25.06.2012

Sod cutting ceremony for future gamma-ray telescope

Construction of a telescope prototype for the planned Cherenkov Telescope Array (CTA) gamma-ray observatory started with a sod cutting ceremony in Berlin this week. At the research campus in Berlin Adlershof, a full-size mechanical prototype will be built in the coming months for the medium-sized of the three different planned CTA telescope types. “This is an important step for extending the astroparticle physics activities at DESY,” emphasised Professor Helmut Dosch, Chairman of the DESY Board of Directors.

Simulation of the prototype at the Adlershof campus in Berlin.

The CTA, built by an international consortium, will be a facility to measure light of highest energies, and it is one of DESY's future projects. “The universe is full of natural particle accelerators, for example supernova explosions, in binary star systems or active galactic nuclei. So far, we only know 150 of these objects and we have an initial physical understanding of these fascinating systems,” said Professor Christian Stegmann, head of the DESY institute in Zeuthen. “The Cherenkov Telescope Array will observe thousands of these accelerators with unprecedented sensitivity. It will be the gamma astronomy observatory of the future.” Its location has not yet been determined.

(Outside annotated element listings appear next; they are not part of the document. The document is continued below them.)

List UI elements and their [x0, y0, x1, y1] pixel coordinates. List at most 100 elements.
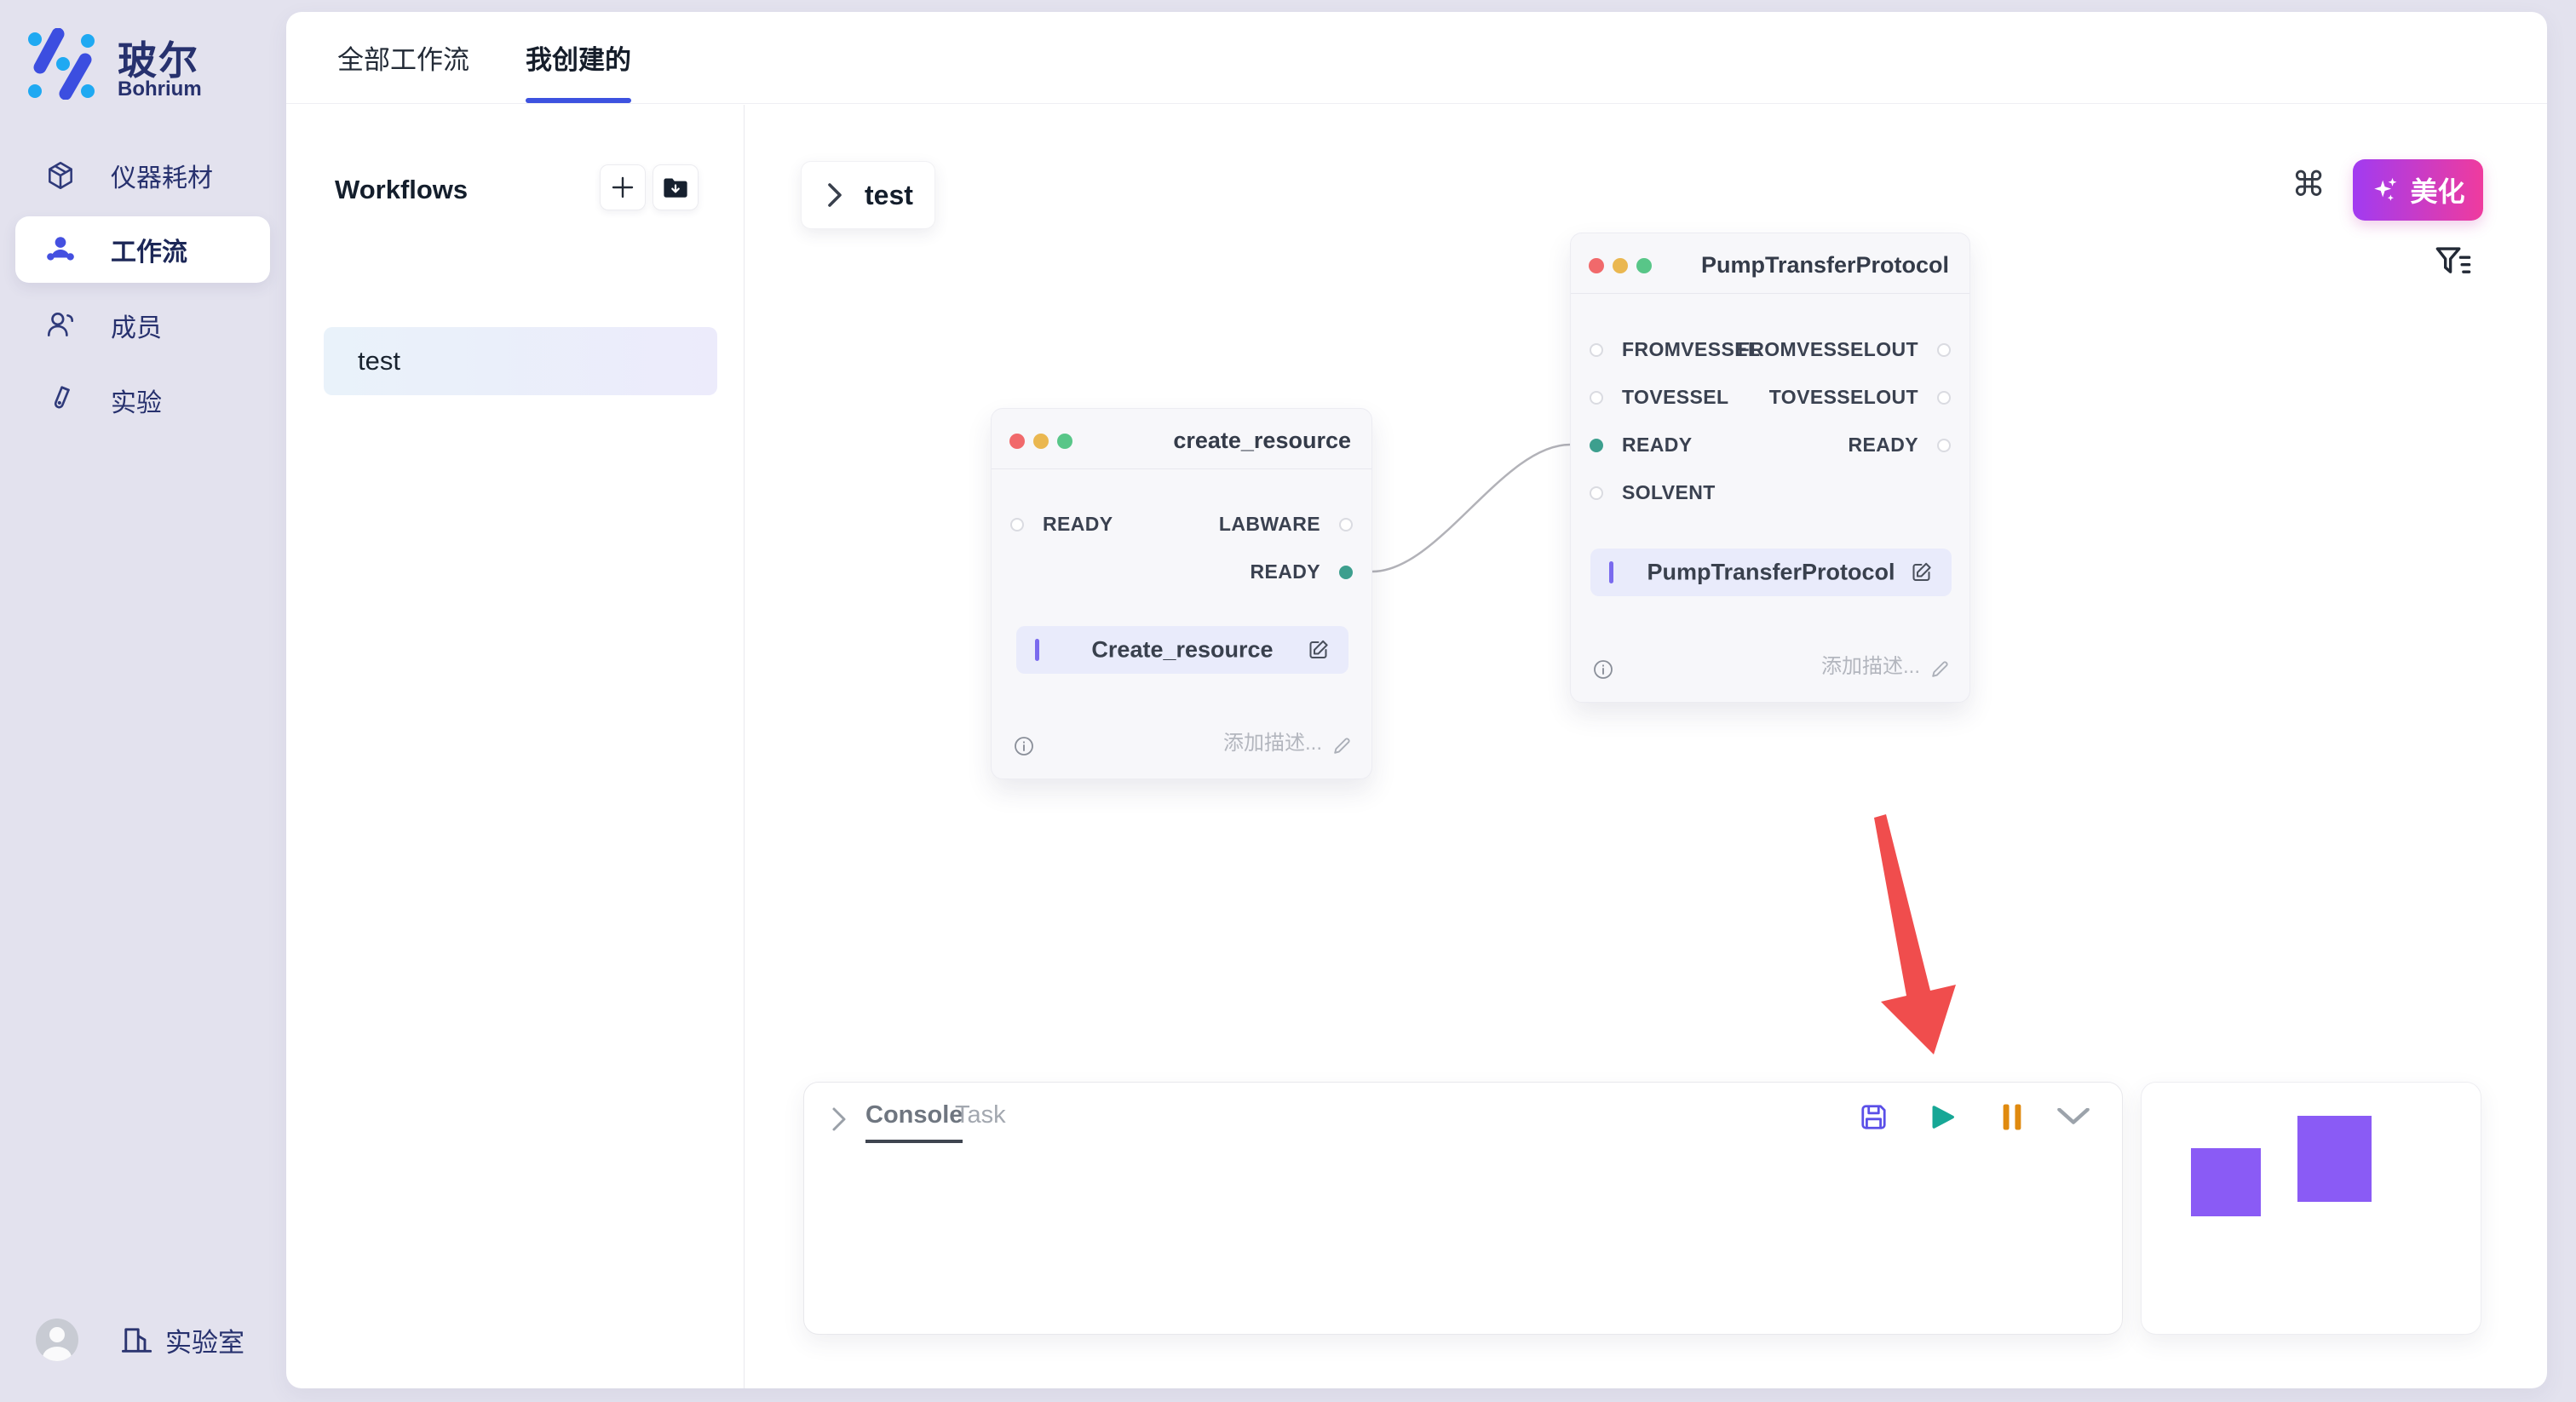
- lab-switcher[interactable]: 实验室: [119, 1320, 244, 1359]
- pause-icon: [1999, 1101, 2025, 1133]
- port-in-ready[interactable]: [1010, 518, 1024, 531]
- function-card[interactable]: Create_resource: [1016, 626, 1348, 674]
- breadcrumb-label: test: [865, 180, 913, 211]
- sidebar-item-label: 成员: [111, 307, 162, 344]
- port-in-ready[interactable]: [1590, 439, 1603, 452]
- edit-icon[interactable]: [1307, 639, 1330, 662]
- minimap-node-pump-transfer: [2297, 1116, 2372, 1202]
- command-icon[interactable]: ⌘: [2283, 159, 2334, 210]
- node-header: PumpTransferProtocol: [1571, 233, 1969, 294]
- tab-all-workflows[interactable]: 全部工作流: [337, 12, 469, 103]
- brand-name-en: Bohrium: [118, 78, 202, 101]
- members-icon: [44, 309, 77, 342]
- function-label: Create_resource: [1016, 637, 1348, 664]
- console-panel: Console Task: [803, 1082, 2123, 1335]
- box-icon: [44, 159, 77, 192]
- node-dot-red[interactable]: [1009, 434, 1025, 449]
- node-dot-red[interactable]: [1589, 258, 1604, 273]
- pause-button[interactable]: [1995, 1100, 2029, 1134]
- sidebar-item-experiments[interactable]: 实验: [15, 367, 270, 434]
- person-icon: [36, 1319, 78, 1361]
- run-button[interactable]: [1924, 1100, 1958, 1134]
- import-workflow-button[interactable]: [653, 164, 699, 210]
- port-label: READY: [1043, 513, 1113, 536]
- node-dot-green[interactable]: [1057, 434, 1072, 449]
- app: 玻尔 Bohrium 仪器耗材 工作流: [0, 0, 2576, 1402]
- node-title: PumpTransferProtocol: [1701, 252, 1949, 279]
- lab-label: 实验室: [165, 1321, 244, 1359]
- workflows-panel: Workflows test: [286, 105, 745, 1388]
- node-header: create_resource: [992, 409, 1371, 469]
- add-workflow-button[interactable]: [600, 164, 646, 210]
- pencil-icon[interactable]: [1929, 658, 1951, 680]
- port-in-solvent[interactable]: [1590, 486, 1603, 500]
- save-icon: [1858, 1101, 1889, 1133]
- folder-import-icon: [663, 176, 688, 198]
- function-label: PumpTransferProtocol: [1590, 560, 1952, 586]
- console-expand-icon[interactable]: [830, 1106, 848, 1132]
- tab-task[interactable]: Task: [955, 1101, 1006, 1140]
- port-in-fromvessel[interactable]: [1590, 343, 1603, 357]
- sidebar-item-instruments[interactable]: 仪器耗材: [15, 142, 270, 209]
- port-label: SOLVENT: [1622, 481, 1716, 504]
- tab-my-created[interactable]: 我创建的: [526, 12, 631, 103]
- minimap-node-create-resource: [2191, 1148, 2261, 1216]
- port-out-labware[interactable]: [1339, 518, 1353, 531]
- node-dot-yellow[interactable]: [1613, 258, 1628, 273]
- chevron-down-icon: [2056, 1108, 2090, 1125]
- red-arrow-annotation: [1874, 814, 1956, 1054]
- port-out-tovesselout[interactable]: [1937, 391, 1951, 405]
- node-dot-yellow[interactable]: [1033, 434, 1049, 449]
- sidebar-item-workflow[interactable]: 工作流: [15, 216, 270, 283]
- edge-create-to-pump: [1372, 445, 1570, 572]
- port-out-ready[interactable]: [1937, 439, 1951, 452]
- building-icon: [119, 1323, 153, 1357]
- description-placeholder[interactable]: 添加描述...: [1223, 726, 1322, 756]
- tab-bar: 全部工作流 我创建的: [286, 12, 2547, 104]
- description-placeholder[interactable]: 添加描述...: [1821, 649, 1920, 679]
- node-create-resource[interactable]: create_resource READY LABWARE READY Crea…: [991, 408, 1372, 779]
- port-label: LABWARE: [1219, 513, 1320, 536]
- breadcrumb[interactable]: test: [801, 161, 935, 229]
- info-icon[interactable]: [1593, 659, 1613, 680]
- pencil-icon[interactable]: [1331, 735, 1353, 756]
- main-panel: 全部工作流 我创建的 Workflows test: [286, 12, 2547, 1388]
- info-icon[interactable]: [1014, 736, 1034, 756]
- filter-icon[interactable]: [2435, 244, 2472, 282]
- workflows-title: Workflows: [335, 175, 468, 205]
- canvas[interactable]: test ⌘ 美化: [745, 105, 2547, 1388]
- collapse-console-button[interactable]: [2056, 1100, 2090, 1134]
- node-dot-green[interactable]: [1636, 258, 1652, 273]
- workflow-list-item[interactable]: test: [324, 327, 717, 395]
- chevron-right-icon: [827, 182, 842, 208]
- sparkles-icon: [2371, 175, 2400, 204]
- edit-icon[interactable]: [1910, 561, 1933, 584]
- port-label: READY: [1848, 434, 1918, 457]
- function-card[interactable]: PumpTransferProtocol: [1590, 549, 1952, 596]
- avatar[interactable]: [36, 1319, 78, 1361]
- sidebar-item-label: 仪器耗材: [111, 157, 213, 194]
- port-label: READY: [1622, 434, 1693, 457]
- sidebar: 玻尔 Bohrium 仪器耗材 工作流: [0, 0, 286, 1402]
- port-label: TOVESSELOUT: [1769, 386, 1918, 409]
- port-out-ready[interactable]: [1339, 566, 1353, 579]
- port-label: TOVESSEL: [1622, 386, 1728, 409]
- port-in-tovessel[interactable]: [1590, 391, 1603, 405]
- minimap[interactable]: [2141, 1082, 2481, 1335]
- workflow-item-label: test: [358, 346, 400, 376]
- experiment-icon: [44, 384, 77, 417]
- sidebar-item-label: 实验: [111, 382, 162, 419]
- plus-icon: [611, 175, 635, 199]
- tab-console[interactable]: Console: [865, 1101, 963, 1143]
- port-out-fromvesselout[interactable]: [1937, 343, 1951, 357]
- node-pump-transfer-protocol[interactable]: PumpTransferProtocol FROMVESSEL FROMVESS…: [1570, 233, 1970, 703]
- port-label: READY: [1250, 560, 1320, 583]
- sidebar-footer: 实验室: [0, 1308, 286, 1402]
- port-label: FROMVESSELOUT: [1738, 338, 1918, 361]
- beautify-label: 美化: [2410, 170, 2464, 210]
- node-title: create_resource: [1173, 428, 1351, 454]
- workflow-icon: [44, 233, 77, 266]
- beautify-button[interactable]: 美化: [2353, 159, 2483, 221]
- sidebar-item-members[interactable]: 成员: [15, 292, 270, 359]
- save-button[interactable]: [1856, 1100, 1890, 1134]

The CTA consortium consists of more than 1000 members from 27 countries.DESY is responsible for the design and construction of the mechanical structures and the control systems of the telescopes that have a 12-metre mirror surface diameter. It also coordinates the complete construction of these telescopes. Moreover, DESY makes substantial contributions to the control and monitoring systems of the planned telescope array, to the electronics, the optimisation of CTA performance as well as computing-intensive simulations and analyses.

Professor Anke Kaysser-Pyzalla, Scientific Director at the Helmholtz-Zentrum Berlin, and Professor Stegmann jointly launched the construction phase and, after the first sod cutting, passed the responsibility on to the construction management. In the coming months, the foundation will be laid, followed by the mounting of the individual components of the prototype with a mirror surface area of a total of 100 square metres. After this, a data taking programme lasting several months will be started to understand the properties of the prototype in detail, to optimise the control and security systems, and to work on calibration aspects.

The CTA group at DESY in Zeuthen closely cooperates with the Universität Potsdam and the Humboldt Universität zu Berlin within the framework of the Berlin Brandenburg Cluster, and it is a member of the Helmholtz Alliance Astroparticle Physics in the fields of high-energy sources and search for dark matter.